« Paris, bivouac des révolutions » et… de la France insoumise

(PAR VINGTRAS)

 

Ce n'est sans doute pas par hasard que FI a choisi la date du 18 mars pour organiser sa grande manif de régénération de la République car il y a 146 ans un ruisseau rouge naissait sur la Butte Montmartre et, dévalant vers la Seine, il allait creuser le lit d'un gouvernement du peuple par lui-même qui ne devait malheureusement durer que 72 journées ; je les nomme "les Immortelles".

En réalité il faut rechercher les sources de la Commune bien avant cette date, sans doute plusieurs années auparavant, de la fondation de l'Internationale à l'automne 1864 à toutes les réunions ouvrières, manifestations, grèves et agitation des Clubs rouges où la parole populaire s'est progressivement libérée et politisée...

Mais ce 18 mars 1871, le petit peuple de blouseux, cheulards et discutailleurs d'une capitale décapitalisée, après avoir subi coup sur coup la guerre, la débâcle, l'invasion, la chute de l'Empire et son remplacement formel par une république de cols blancs, l'invasion, le Siège et ses corollaires, la faim et le froid, la trahison d'un gouvernement dit de "défense nationale" qui s'empresse de capituler, l'élection d'une assemblée monarchique, etc...voit soudain arriver au petit matin, des lambeaux d'une armée déshonorée à qui on a donné ordre d'aller saisir les canons de la Garde nationale qui appartiennent au peuple puisqu'il les a payés !

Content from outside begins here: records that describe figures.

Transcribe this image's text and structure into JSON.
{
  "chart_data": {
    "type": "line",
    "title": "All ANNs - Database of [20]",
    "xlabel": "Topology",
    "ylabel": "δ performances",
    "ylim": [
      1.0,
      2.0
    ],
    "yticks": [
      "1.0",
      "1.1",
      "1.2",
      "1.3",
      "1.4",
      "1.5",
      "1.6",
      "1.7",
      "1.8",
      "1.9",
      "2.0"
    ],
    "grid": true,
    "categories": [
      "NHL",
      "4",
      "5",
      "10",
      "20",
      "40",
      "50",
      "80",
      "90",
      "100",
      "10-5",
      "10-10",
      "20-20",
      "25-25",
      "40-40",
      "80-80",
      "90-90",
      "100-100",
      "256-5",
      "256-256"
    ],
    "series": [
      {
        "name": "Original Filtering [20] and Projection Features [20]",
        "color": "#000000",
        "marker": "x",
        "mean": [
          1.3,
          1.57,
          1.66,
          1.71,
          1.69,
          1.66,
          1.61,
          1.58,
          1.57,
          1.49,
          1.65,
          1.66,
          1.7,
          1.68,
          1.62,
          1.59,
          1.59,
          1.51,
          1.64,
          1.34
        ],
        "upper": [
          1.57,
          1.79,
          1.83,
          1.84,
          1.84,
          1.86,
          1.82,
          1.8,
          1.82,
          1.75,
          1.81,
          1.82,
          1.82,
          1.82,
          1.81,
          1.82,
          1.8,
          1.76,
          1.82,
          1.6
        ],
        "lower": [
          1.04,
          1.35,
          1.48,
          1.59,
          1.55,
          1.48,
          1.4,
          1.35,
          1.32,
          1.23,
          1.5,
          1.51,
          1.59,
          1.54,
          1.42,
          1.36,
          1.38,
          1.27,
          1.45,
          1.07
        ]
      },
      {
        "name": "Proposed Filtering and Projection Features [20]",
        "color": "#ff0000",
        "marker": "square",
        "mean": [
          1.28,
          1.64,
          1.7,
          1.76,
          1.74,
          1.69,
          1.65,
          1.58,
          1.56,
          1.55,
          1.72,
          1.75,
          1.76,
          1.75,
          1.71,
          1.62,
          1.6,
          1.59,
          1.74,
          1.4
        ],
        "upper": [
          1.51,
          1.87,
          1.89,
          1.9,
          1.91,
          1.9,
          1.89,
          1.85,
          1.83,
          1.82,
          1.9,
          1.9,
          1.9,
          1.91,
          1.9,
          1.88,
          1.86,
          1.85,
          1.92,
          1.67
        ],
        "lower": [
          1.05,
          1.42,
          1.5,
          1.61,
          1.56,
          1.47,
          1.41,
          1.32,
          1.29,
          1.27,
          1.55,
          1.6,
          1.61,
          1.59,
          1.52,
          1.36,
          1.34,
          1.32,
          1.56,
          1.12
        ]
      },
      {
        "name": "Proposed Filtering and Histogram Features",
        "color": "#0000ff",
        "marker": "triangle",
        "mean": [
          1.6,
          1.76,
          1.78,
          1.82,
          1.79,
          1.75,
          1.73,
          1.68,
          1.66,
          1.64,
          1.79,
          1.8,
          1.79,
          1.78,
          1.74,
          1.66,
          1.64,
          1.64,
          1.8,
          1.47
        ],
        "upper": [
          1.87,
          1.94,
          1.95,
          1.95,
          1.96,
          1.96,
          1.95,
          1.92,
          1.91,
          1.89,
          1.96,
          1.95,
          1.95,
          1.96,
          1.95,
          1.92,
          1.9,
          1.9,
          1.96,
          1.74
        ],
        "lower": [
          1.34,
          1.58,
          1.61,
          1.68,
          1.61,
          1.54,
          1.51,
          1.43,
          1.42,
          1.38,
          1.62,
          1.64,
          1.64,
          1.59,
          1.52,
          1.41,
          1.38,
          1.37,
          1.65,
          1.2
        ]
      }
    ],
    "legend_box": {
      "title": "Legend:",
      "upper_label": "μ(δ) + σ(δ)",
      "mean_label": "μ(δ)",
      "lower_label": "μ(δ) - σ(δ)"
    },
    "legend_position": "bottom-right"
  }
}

Sur la Butte Montmartre, à proximité du "Champ polonais" où sont garés les canons, le Garde national Turpin essaiera bien de s'interposer mais il sera criblé de balles : il est le premier mort de la Commune.

Le soleil est à peine levé mais les montmartrois sont tirés du lit par les cris des blanchisseuses et par les bruits de la troupe.

Une femme, Louise Michel, une institutrice, va coordonner la riposte civile à cette agression militaire. Elle va d'abord s'occuper de Turpin mourant qu'elle va faire évacuer en fiacre sur un hôpital, puis elle va haranguer les soldats de ligne pour les inciter à cesser leur action.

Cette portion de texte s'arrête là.